Hypoglycemic events are a common complication associated with diabetes and the majority of these events are mild and self treated by the patient. For severe hypoglycemic events, however, hospital visits are often required. This study was conducted to better understand the impact of medical attendance required to care for severe hypoglycemic events on total annual health care costs. A 1:1 matched case-control cohort analysis was conducted in the US using the IMS LifeLink™ Health Plan Claims Database.
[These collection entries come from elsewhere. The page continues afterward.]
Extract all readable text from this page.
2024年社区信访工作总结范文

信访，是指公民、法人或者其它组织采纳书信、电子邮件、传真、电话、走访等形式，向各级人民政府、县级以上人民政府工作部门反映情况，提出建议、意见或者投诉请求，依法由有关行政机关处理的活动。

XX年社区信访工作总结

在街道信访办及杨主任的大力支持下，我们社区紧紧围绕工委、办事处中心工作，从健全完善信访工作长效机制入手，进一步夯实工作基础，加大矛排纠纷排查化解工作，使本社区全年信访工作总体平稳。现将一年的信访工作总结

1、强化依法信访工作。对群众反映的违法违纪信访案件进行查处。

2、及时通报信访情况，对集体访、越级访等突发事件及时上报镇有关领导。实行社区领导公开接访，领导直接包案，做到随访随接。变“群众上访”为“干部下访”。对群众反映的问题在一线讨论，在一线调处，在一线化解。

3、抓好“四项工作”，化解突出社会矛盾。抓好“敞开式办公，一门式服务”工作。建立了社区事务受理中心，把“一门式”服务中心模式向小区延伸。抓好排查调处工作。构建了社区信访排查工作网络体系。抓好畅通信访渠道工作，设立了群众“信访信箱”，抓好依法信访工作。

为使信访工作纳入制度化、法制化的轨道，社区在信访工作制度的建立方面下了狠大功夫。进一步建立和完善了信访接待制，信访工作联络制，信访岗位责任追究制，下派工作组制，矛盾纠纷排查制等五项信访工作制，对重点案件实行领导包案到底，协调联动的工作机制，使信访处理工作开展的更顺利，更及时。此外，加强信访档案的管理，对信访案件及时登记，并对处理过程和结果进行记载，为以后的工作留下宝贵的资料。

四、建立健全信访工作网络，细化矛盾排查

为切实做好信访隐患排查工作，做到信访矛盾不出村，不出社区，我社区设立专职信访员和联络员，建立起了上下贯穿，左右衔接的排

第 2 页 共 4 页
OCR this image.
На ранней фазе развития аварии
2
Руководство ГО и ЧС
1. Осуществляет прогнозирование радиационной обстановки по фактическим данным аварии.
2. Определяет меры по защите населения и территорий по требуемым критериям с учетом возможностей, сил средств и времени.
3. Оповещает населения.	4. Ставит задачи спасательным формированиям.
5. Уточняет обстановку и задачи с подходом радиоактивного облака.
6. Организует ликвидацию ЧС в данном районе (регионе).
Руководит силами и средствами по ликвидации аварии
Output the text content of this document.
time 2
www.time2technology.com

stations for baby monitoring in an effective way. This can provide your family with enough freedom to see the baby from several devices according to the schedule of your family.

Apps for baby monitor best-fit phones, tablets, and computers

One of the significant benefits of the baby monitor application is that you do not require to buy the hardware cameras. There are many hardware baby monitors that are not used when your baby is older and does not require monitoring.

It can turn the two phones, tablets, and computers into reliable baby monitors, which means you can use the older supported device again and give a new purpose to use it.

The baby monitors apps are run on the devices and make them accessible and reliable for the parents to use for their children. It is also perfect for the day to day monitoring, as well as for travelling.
Patients were included as cases if they experienced at least one hypoglycemic event in 2009 which required hospitalization and as controls if they did not experience any hypoglycemic event. Cases and controls were matched by age, gender, type of diabetes, baseline co-morbidities and payer type. Univariate and multiple regression analyses on total annual health care costs were conducted. A total of 1878 matched cases and controls were included. The mean age was 58.6 (13.7) years old, 51.2% of patients were males and 97.2% of patients had type II diabetes. Patients were mostly covered by commercial health insurance (69%) and Medicare (20.1%). The mean baseline Charlson Co-morbidity Index was 3.5 (2.5), and the main baseline co-morbidities were hypertension (77.0%) and dyslipidemia (48.4%). Univariate results showed that cases with severe hypoglycemic events had significantly higher total annual healthcare costs than their respective controls ($32,337 vs. $19,786, p-value<0.0001). These results were confirmed by the multivariate analyses which showed that severe hypoglycemic events led to a statistically significant 1.66-fold (95%CI = [1.35; 2.04]) increase of total annual health care costs compared to controls, after adjusting for other relevant co-factors such as region and co-morbidities. The medical attendance required to care for severe hypoglycemic events in patients with diabetes was found to have a significant impact on total annual health care costs.